Uitspraak
1.Procesverloop
2.Beoordeling van het middel
3.Beslissing
5 april 2024.
Hoge Raad
In deze zaak heeft de Hoge Raad op 5 april 2024 uitspraak gedaan in het cassatieberoep van betrokkene, die een verzoek tot machtiging tot opname en verblijf had ingediend op basis van de Wet zorg en dwang (Wzd). De rechtbank Zeeland-West-Brabant had eerder op 7 augustus 2023 een beschikking gegeven, waarin het verzoek van betrokkene werd aangemerkt als een zorgmachtiging volgens de Wet verplichte geestelijke gezondheidszorg (Wvggz). Betrokkene heeft tegen deze beschikking beroep in cassatie ingesteld, terwijl de Centrum Indicatiestelling Zorg (CIZ), de verweerder in cassatie, niet verschenen is en geen verweerschrift heeft ingediend. De Advocaat-Generaal M.L.C.C. Lückers heeft geconcludeerd tot verwerping van het cassatieberoep, waarop de advocaat van betrokkene schriftelijk heeft gereageerd.

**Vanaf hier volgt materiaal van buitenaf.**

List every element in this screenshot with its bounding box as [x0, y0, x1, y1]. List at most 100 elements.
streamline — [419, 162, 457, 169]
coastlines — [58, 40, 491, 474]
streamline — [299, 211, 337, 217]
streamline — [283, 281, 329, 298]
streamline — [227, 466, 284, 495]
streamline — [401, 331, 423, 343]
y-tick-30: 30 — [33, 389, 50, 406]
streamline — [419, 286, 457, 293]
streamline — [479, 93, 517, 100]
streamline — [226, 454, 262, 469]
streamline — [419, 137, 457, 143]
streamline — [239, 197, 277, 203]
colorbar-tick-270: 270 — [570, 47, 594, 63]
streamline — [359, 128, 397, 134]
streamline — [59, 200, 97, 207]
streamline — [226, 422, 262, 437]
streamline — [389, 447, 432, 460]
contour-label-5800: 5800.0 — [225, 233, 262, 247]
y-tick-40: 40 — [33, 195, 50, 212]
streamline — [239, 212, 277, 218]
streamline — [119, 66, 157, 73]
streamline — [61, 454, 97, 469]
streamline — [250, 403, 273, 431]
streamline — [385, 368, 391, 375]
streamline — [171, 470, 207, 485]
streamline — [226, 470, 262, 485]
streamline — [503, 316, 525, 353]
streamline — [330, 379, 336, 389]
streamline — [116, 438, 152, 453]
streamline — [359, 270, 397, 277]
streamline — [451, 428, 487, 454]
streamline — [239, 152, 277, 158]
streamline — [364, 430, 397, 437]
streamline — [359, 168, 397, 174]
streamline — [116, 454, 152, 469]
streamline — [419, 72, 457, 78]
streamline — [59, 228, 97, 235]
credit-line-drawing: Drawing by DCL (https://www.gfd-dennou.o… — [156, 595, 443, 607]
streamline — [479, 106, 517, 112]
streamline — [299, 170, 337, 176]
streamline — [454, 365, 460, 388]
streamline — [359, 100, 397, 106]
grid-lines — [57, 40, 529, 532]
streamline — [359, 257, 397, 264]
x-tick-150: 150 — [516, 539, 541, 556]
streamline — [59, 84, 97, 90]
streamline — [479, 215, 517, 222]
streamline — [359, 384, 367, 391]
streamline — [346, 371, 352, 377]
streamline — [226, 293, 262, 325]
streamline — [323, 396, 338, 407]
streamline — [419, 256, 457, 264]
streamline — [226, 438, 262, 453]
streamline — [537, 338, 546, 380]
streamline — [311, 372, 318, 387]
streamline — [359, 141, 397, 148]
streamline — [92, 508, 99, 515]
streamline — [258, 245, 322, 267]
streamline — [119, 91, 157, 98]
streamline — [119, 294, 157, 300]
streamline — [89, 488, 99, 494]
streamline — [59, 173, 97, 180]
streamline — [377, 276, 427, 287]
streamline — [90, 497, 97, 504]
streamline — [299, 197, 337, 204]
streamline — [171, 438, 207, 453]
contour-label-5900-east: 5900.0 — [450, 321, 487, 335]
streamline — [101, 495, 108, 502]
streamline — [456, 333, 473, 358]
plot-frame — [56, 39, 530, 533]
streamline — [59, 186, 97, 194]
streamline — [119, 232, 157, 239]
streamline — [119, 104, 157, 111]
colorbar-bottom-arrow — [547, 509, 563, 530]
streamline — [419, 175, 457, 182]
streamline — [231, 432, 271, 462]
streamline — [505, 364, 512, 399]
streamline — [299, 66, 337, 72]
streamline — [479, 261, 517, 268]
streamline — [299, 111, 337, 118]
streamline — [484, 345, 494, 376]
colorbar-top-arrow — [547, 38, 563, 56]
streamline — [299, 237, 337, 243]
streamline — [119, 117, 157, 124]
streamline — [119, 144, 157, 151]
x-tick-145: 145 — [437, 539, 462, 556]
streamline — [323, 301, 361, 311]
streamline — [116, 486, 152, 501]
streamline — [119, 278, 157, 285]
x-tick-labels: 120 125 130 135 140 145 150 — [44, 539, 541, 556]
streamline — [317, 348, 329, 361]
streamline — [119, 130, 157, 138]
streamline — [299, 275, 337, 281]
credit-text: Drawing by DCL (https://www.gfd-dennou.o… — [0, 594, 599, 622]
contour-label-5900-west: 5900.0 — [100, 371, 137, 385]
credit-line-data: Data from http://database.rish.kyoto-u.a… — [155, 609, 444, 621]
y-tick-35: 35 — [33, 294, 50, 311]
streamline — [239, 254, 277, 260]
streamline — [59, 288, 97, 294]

De Hoge Raad heeft de klachten van betrokkene over de beschikking van de rechtbank beoordeeld. De Hoge Raad oordeelt dat de klachten niet kunnen leiden tot vernietiging van de beschikking. Het is niet nodig om de redenen voor dit oordeel te motiveren, aangezien de vragen die aan de orde zijn niet van belang zijn voor de eenheid of ontwikkeling van het recht, zoals gesteld in artikel 81 lid 1 van de Wet op de rechterlijke organisatie. De Hoge Raad heeft derhalve besloten het beroep te verwerpen.